Using Production Suite from JavaFX for Gaming Design Concentrate on the Logic and Effects; Leave the Heavy Lifting to the Graphic Artists
The Production Suite is a powerful though not well known feature of JavaFX, one that enables gaming designers to concentrate on the logic and effects of their game while leaving the complexities of the design to the expert graphic artists. The Production Suite, writes software architect Jim Connell, delivers a JavaFX UI design tool that he demonstrates in creating a simple dice game using an elegant UI produced by a real designer. "Accomplishing a design like this in pure JavaFX would be almost unthinkable. Using the Production Suite though, this task becomes not only possible, but almost trivia," Connell writes.
Connell's blog includes a demo, "Pig the Dice Game" that readers can download and play for themselves. Users will need to install the following software:
NetBeans IDE 6.5 for JavaFX
JavaFX 1.1 Production Suite
(Optional) Adobe Illustrator CS3. If you’d like to open the asset and manipulate it yourself. You can also gain limited viewing of the assets by double-clicking on DesignerBoard.fxz in NetBeans.
Connell provides a link to the source code for the application, the structure of which is a standard NetBeans project layout, with the addition of a directory to hold the artwork.

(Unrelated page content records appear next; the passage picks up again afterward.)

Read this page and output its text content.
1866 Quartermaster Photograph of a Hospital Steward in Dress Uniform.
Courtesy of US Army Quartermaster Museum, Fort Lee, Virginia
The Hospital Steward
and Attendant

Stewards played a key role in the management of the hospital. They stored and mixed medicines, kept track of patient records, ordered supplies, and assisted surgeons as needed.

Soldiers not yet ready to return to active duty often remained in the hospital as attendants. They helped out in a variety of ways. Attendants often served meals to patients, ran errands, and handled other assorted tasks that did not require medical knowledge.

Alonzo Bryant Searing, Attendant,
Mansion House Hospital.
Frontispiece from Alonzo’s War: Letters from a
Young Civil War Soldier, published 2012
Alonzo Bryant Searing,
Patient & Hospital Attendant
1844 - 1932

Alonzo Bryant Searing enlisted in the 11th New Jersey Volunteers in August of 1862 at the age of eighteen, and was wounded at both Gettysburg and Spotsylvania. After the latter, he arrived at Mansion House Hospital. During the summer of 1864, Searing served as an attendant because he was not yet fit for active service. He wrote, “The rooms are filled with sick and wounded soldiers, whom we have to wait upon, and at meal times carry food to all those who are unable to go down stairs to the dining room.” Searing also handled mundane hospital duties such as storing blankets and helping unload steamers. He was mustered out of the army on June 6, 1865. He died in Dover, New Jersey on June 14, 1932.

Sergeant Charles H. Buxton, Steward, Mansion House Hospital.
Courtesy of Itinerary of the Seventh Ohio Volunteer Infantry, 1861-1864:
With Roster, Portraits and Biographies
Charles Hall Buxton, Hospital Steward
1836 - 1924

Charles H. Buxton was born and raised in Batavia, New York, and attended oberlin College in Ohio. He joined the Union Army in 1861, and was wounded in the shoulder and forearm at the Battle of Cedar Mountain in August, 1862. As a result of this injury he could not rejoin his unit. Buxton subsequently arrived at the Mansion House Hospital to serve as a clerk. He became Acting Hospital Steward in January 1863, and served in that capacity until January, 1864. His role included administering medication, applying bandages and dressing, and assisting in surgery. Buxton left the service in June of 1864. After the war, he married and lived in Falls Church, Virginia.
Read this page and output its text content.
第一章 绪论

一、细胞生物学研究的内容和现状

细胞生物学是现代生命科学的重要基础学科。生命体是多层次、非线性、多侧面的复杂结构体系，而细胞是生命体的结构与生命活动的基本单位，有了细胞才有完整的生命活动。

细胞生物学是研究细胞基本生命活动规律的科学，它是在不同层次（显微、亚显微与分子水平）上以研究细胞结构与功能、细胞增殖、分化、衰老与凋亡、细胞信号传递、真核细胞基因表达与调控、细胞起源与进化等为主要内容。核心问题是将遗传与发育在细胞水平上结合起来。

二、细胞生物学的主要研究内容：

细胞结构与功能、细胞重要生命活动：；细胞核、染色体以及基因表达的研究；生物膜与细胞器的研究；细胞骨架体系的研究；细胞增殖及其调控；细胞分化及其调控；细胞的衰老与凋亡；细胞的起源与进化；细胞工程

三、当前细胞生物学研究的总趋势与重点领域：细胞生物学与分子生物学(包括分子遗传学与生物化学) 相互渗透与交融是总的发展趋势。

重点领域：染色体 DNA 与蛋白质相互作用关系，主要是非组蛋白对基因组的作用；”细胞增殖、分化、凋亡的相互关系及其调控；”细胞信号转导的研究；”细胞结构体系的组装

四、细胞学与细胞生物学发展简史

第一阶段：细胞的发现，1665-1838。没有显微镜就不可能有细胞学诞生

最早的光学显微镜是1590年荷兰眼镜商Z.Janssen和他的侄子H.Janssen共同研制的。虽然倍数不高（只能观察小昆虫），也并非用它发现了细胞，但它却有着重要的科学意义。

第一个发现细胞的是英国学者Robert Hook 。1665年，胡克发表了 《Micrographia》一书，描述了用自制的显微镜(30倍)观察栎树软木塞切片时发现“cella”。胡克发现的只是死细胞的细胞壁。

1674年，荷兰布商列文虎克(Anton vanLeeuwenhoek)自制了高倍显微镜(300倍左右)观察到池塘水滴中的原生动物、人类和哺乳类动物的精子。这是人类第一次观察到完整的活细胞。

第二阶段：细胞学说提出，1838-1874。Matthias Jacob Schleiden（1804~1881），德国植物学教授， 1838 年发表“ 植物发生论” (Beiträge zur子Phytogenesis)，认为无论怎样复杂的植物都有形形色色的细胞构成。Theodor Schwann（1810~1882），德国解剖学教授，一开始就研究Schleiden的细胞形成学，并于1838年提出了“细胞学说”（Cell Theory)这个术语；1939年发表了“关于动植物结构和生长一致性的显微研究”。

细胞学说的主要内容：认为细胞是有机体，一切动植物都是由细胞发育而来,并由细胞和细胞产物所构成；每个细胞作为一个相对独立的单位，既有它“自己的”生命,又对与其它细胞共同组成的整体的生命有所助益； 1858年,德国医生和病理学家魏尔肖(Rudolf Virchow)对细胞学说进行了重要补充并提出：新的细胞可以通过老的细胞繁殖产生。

The author explains that the Production Suite allows users to conveniently connect to assets designed in illustrator through the UI stub. Often though, it will be necessary to modify the design programatically before using it in an application. Including some small animations without making full-fledged classes for each animation and effect might be attractive, for example, or applying some translations and also hooking up the button states. One way to isolate the changes you need to make from the DesignerBoardUI stub, is to place them in an adapter. Our adapter will be responsible for picking which nodes go where, Connell writes.
Using an adapter also has the added benefit that one can also use multiple designs in the same application, even if the names of the nodes don’t quite match in each design. One could potentially add more than one design to the application. As long as each adapter provides the same interface to the rest of the application, users can simply plug in the appropriate adapter on the fly. Using this approach enables one to produce designs targeted for specific devices such as the Desktop or Mobile.
Connell next considers the game's controls and supplies the code for the PlayerMarker, ScoreControl and Button controls, noting that one can apply a JavaFX Scale Transition to a node though, unlike many other animation examples on the web, this transition can be applied to a node created in Production Suite.
Connell points out that the JavaFX code for the entire application is around 800 lines of code. If you consider that number includes all of the comments, the automatically generated DesignerBoardUI.fx and the re-usable Button code, the source code would be less than 500 lines of "new" code that results in a complete game.
Production Suite frees designers from the burden of laying out the UI, instead allowing them to go through several designer/developer iterations with almost no effort. The code merely focused on the game logic and the dynamic aspects of the game itself.